In a report by the Electricity Commission, “Advanced Metering Infrastructure in New Zealand: Roll-out and Requirements” (3 Dec. 2009) the purported benefits of “smart meters” are extolled:

“‘Smart’ electricity meters, and the infrastructure that accompanies them, can provide a richer information base with which consumers can make better decisions about electricity use. The functionality in ‘smart’ electricity meters allows consumers to participate in the electricity market by allowing them to respond to market signals by altering their consumption patterns.”
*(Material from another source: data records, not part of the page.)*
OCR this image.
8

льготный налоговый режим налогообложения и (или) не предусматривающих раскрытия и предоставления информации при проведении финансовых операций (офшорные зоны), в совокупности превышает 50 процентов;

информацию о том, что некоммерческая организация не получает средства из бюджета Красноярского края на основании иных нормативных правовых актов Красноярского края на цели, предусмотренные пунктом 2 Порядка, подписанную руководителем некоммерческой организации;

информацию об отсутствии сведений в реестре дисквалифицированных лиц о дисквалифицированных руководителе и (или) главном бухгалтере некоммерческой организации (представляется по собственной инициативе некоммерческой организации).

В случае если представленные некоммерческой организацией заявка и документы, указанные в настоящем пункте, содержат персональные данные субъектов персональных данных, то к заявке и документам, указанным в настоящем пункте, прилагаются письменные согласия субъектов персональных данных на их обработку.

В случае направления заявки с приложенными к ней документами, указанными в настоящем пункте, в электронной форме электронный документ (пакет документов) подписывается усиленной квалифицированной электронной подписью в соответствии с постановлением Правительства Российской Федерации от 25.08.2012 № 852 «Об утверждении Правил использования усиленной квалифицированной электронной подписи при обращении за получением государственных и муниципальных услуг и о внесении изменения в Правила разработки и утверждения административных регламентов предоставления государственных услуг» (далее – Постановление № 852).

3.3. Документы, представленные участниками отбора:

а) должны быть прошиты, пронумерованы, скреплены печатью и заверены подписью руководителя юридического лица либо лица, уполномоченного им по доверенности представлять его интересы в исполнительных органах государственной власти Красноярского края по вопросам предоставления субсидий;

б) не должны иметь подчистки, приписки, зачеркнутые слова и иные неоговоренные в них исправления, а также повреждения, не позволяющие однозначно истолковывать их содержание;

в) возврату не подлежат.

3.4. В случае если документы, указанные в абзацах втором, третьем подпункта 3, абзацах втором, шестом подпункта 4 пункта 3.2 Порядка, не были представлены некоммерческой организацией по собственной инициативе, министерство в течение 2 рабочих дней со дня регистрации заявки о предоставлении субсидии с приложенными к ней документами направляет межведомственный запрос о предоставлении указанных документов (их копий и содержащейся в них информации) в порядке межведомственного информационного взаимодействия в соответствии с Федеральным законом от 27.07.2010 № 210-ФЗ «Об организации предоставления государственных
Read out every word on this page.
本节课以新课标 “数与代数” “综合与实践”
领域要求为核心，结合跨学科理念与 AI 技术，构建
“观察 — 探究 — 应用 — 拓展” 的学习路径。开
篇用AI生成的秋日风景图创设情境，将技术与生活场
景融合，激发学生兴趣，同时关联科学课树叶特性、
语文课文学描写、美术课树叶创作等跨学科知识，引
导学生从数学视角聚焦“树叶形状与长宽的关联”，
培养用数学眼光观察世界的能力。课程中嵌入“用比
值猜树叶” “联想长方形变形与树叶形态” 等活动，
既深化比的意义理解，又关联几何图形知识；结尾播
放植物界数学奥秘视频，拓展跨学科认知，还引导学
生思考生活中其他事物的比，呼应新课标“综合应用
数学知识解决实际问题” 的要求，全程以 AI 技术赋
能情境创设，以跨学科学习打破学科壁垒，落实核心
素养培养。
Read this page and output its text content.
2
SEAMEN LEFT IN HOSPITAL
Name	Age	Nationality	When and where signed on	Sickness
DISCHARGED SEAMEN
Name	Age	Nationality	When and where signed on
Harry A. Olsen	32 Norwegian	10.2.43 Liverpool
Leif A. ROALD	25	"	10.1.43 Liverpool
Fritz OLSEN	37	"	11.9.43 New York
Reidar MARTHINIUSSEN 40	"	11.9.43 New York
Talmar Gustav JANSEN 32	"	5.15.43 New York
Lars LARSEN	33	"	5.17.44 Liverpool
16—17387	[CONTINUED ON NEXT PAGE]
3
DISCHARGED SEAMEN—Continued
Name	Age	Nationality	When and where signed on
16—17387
“Those ‘smarter’ meters can also provide better information to electricity lines companies about network performance and consumers consumption patterns, allowing better management of networks and more informed investment decisions. ‘Smarter’ meters can also allow retailers to offer a range of tariff options to consumers that:

“(a) financially incentivises consumers to respond to market signals in the form of tariff pricing by altering their consumption patterns to reduce delivered electricity cost;

“(b) allows tariff changes to be carried out remotely. Before smart meter technology, changing tariffs required a site visit and a physical change of meter; and

“(c) provides information to consumers that allows them to choose the best pricing plan for them.” [Emphasis added]

The Electricity Commission considered this differential pricing to be beneficial because it will force people to use less electricity at peak times as many people won’t be able to afford it. This allows the electricity industry to reap the profits from time-of-use pricing while delaying investment in any new generation capacity needed if NZ’s population continues to increase.  (Too bad if air pollution in cities increases because people can’t afford to run electric heaters on winter afternoons and evenings and therefore burn coal instead or people  in low income households can’t afford to eat hot meals.)

“Developments in AMI have the potential to allow additional peak demand to be managed, delaying the need for investment in new generation, transmission, and distribution,” stated the Electricity Commission.

The government has now created a special “smart grid” forum to move ahead plans for “smart” meters and the “smart grid”.


Yes, “smart” meters have a lot of advantages if you are an electricity company.

If you are a member of an ordinary family or run a small business (which can’t negotiate with the government for enormous discounts on your electricity), you will be bearing the costs of the implementation of the  “smart grid”, will be exposed to additional electromagnetic radiation from “smart meters” and associated infrastructure, and may have higher power bills to boot.  What a great deal! (Not.)